Exhibit 2: CSP-Media Landscape (click image to enlarge)
Driven by a debt binge
The acquisition spree of the bigger CSPs is putting a dent in their balance sheets. Debt has increased during 2013-2018 for all the three CSPs – AT&T, Comcast, and Verizon (Refer Exhibit 3). The Time Warner acquisition added significant amount of debt to AT&T’s balance sheet. The combined entity’s net debt is around $180bn, more than 3.5 times its EBITDA. Verizon is one of the most over-leveraged companies on the S&P 500. Comcast’s cash offer for Fox and a stake in Sky TV is expected to take its debt load to $170bn, more than 4 times its EBITDA.
Ongoing 5G investments will put additional pressure on their balance sheets. While these companies increased their leverage, operating cash flow has remained stagnant for AT&T and declined in the case of Verizon (Refer Exhibit 4).
FAANG players not participating in media frenzy
Facebook, Apple, Amazon, Netflix and Google (FAANG) players though keen on the content, have so far avoided participating in bidding war for media companies. FAANG players have strong market valuations (Refer Exhibit 5) and significant cash on their balances sheets. Apple reported $267bn cash in hand in early 2018. Facebook’s cash and equivalents have more than doubled – from $21bn in 2016 to $44bn in 2018. Even though the strong balance sheet of FAANG players enable them to acquire media players, they are instead focusing on creating their own original content (Refer Exhibit 6) to suit the content preferences of the millennial generation, who may not like content catalogue of traditional media players.
Exhibit 5: FAANG players market cap (click image to enlarge)
Exhibit 6: Media content spending (2017 non-sports programming spends) (click image to enlarge)
Bigger CSPs risk losing focus on core business and beyond
Yet in their quest to acquire media assets, bigger CSPs may risk losing focus on their core business – “building reliable & efficient networks” and “providing value-added communication services”. Customers may not be clamoring for content from bigger CSPs, but for quality service at affordable prices.
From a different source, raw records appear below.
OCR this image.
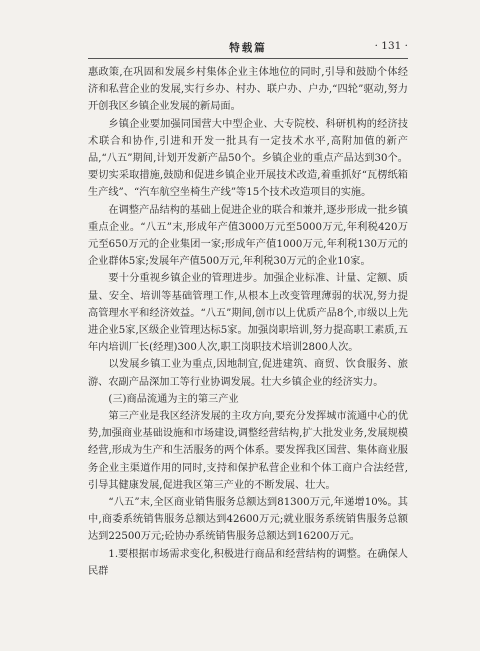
特载篇	· 131 ·

惠政策,在巩固和发展乡村集体企业主体地位的同时,引导和鼓励个体经济和私营企业的发展,实行乡办、村办、联户办、户办,“四轮”驱动,努力开创我区乡镇企业发展的新局面。

乡镇企业要加强同国营大中型企业、大专院校、科研机构的经济技术联合和协作,引进和开发一批具有一定技术水平,高附加值的新产品,“八五”期间,计划开发新产品50个。乡镇企业的重点产品达到30个。要切实采取措施,鼓励和促进乡镇企业开展技术改造,着重抓好“瓦楞纸箱生产线”、“汽车航空坐椅生产线”等15个技术改造项目的实施。

在调整产品结构的基础上促进企业的联合和兼并,逐步形成一批乡镇重点企业。“八五”末,形成年产值3000万元至5000万元,年利税420万元至650万元的企业集团一家;形成年产值1000万元,年利税130万元的企业群体5家;发展年产值500万元,年利税30万元的企业10家。

要十分重视乡镇企业的管理进步。加强企业标准、计量、定额、质量、安全、培训等基础管理工作,从根本上改变管理薄弱的状况,努力提高管理水平和经济效益。“八五”期间,创市以上优质产品8个,市级以上先进企业5家,区级企业管理达标5家。加强岗职培训,努力提高职工素质,五年内培训厂长(经理)300人次,职工岗职技术培训2800人次。

以发展乡镇工业为重点,因地制宜,促进建筑、商贸、饮食服务、旅游、农副产品深加工等行业协调发展。壮大乡镇企业的经济实力。

(三)商品流通为主的第三产业

第三产业是我区经济发展的主攻方向,要充分发挥城市流通中心的优势,加强商业基础设施和市场建设,调整经营结构,扩大批发业务,发展规模经营,形成为生产和生活服务的两个体系。要发挥我区国营、集体商业服务企业主渠道作用的同时,支持和保护私营企业和个体工商户合法经营,引导其健康发展,促进我区第三产业的不断发展、壮大。

“八五”末,全区商业销售服务总额达到81300万元,年递增10%。其中,商委系统销售服务总额达到42600万元;就业服务系统销售服务总额达到22500万元;砼协办系统销售服务总额达到16200万元。

1.要根据市场需求变化,积极进行商品和经营结构的调整。在确保人民群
A weak balance sheet and overwhelming debt can limit the growth potential for these CSPs by reducing their ability to speedy 5G rollout and investment in disruptive technologies such as SDN, NFV, LPWAN to create scalable, agile, and efficient infrastructure.
In early 2000, major CSPs of that time, WorldCom and Global Crossing, accumulated massive debt to fund big infrastructure expansion plans, but those investments never paid-off, and resulted in collapse of many big Telco names. Let’s hope history does not repeat itself and current media acquisitions are successful in creating expected cash flows for CSPs to reduce accumulated debt. Otherwise, FAANG and other major OTT players will certainly be eager to have their own “data pipe” and massive media libraries at a reasonable price point.